“Remember in November”
We’ve been hearing that line for a while, and no doubt, we’ll continue to – especially now that the special session on “education betterment” is complete, and that resolution included the West Virginia Legislature allowing for the creation of the state’s first (three) charter schools among the laundry list of other provisions and investments in traditional public schools.
At any rate, this catchy slogan presents an opportunity to explore the differences between traditional consumer markets and political markets.
Culturally, we tend to place high value on participating in political markets. We extol the virtues of civic engagement. We proudly wear our “I Voted!” stickers. Many folks share their support for political “products” by putting up yard signs, slapping bumper stickers on their cars, and donning buttons, hats, or t-shirts. Some folks volunteer to knock on doors to rustle up support for their favored product. A few take huge leaps and boldly position themselves as the political products we will collectively choose among.
But, we don’t come to the political market every day.
Sure, there are a whole host of industries built up around this political market – mostly related to political advertising and communications. These auxiliary industries are probably operating nearly every day.
In the broadest sense, the market is only to the broader public open once every 2, 4, or 6 years. Even then, there’s no guarantee that the product you want is the product you’ll leave the market with. For that to happen, a plurality – if not a majority, have to want the same product you did.
Not only that, there’s no price tag associated with the products in question. We can make some general inferences, but there’s little in the way of accurately informing folks how these political products will end up affecting our own personal budgets. Likewise, if we don’t like the product once we’ve obtained it, we’re stuck with it until the next election.

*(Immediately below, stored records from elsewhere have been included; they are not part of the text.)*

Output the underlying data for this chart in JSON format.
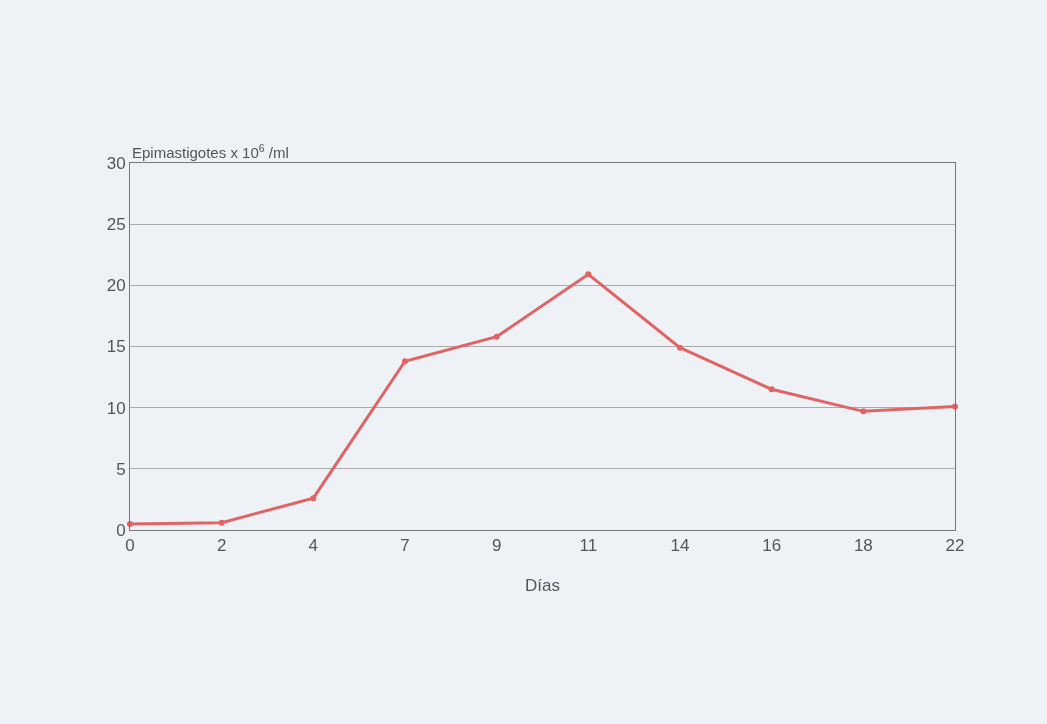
{
  "chart_data": {
    "type": "line",
    "ylabel": "Epimastigotes x 10$^{6}$ /ml",
    "xlabel": "Días",
    "categories": [
      "0",
      "2",
      "4",
      "7",
      "9",
      "11",
      "14",
      "16",
      "18",
      "22"
    ],
    "series": [
      {
        "color": "#e06464",
        "values": [
          0.5,
          0.6,
          2.6,
          13.8,
          15.8,
          20.9,
          14.9,
          11.5,
          9.7,
          10.1
        ]
      }
    ],
    "ylim": [
      0,
      30
    ],
    "yticks": [
      0,
      5,
      10,
      15,
      20,
      25,
      30
    ],
    "grid": "y",
    "marker": "circle",
    "line_style": "solid",
    "legend": false
  }
}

On the other hand, we interact with traditional consumer markets virtually every day.
Think of your typical weekend. You hop in your car, heed the siren song of the Bullseye, and head into Target. As you walk through the store, pushing your red cart along the aisles, there’s a wide variety of trinkets, food stuffs, home goods, clothing, and other delights available – with prices clearly marked – for you to put in your cart. Nothing goes into that cart that you don’t want. (Although, we are talking about Target here… so you’ve probably picked out plenty that you don’t need.)
Additionally, let’s say that something in your red cart of delights didn’t fit, isn’t what you wanted, doesn’t match the rest of the décor in your house, or you just decided you didn’t need it… you can take it back to the store, get a refund, and leave the store satisfied!
Another example can help illuminate the collective power of individual actions in the marketplace.
As a college student, a Coke Zero and a bag of Harvest Cheddar Sun Chips from the vending machines constituted a “meal” during quite a few study sessions in the Business and Economics building at WVU.
…right up until those obnoxiously loud, 100% biodegradable Sun Chips bags happened…
No longer could I casually and relatively covertly munch on a “healthy” snack while working my way through and committing various economic models and theories to memory. Every chip grab rudely disturbed whatever intellectual progress was being made with its loud crinkle.
And I wasn’t the only one who felt that way.
In the year following the biodegradable bag launch, sales of Sun Chips dropped by more than 10%, and widespread consumer backlash had the company altering the bags’ production by removing the material that made the bags so noisy.
People spoke with their dollars. No longer did individual folks have to spend their hard earned money on a bag of chips that crinkled loudly enough to remove any hopes of covert midnight munching. All of these individual decisions taken together signaled that fixing the bags was an initiative the company needed to take seriously.
…much sooner than the next election.
Jessi Troyan, Ph.D. is the Development Director and economist for the Cardinal Institute for West Virginia Policy.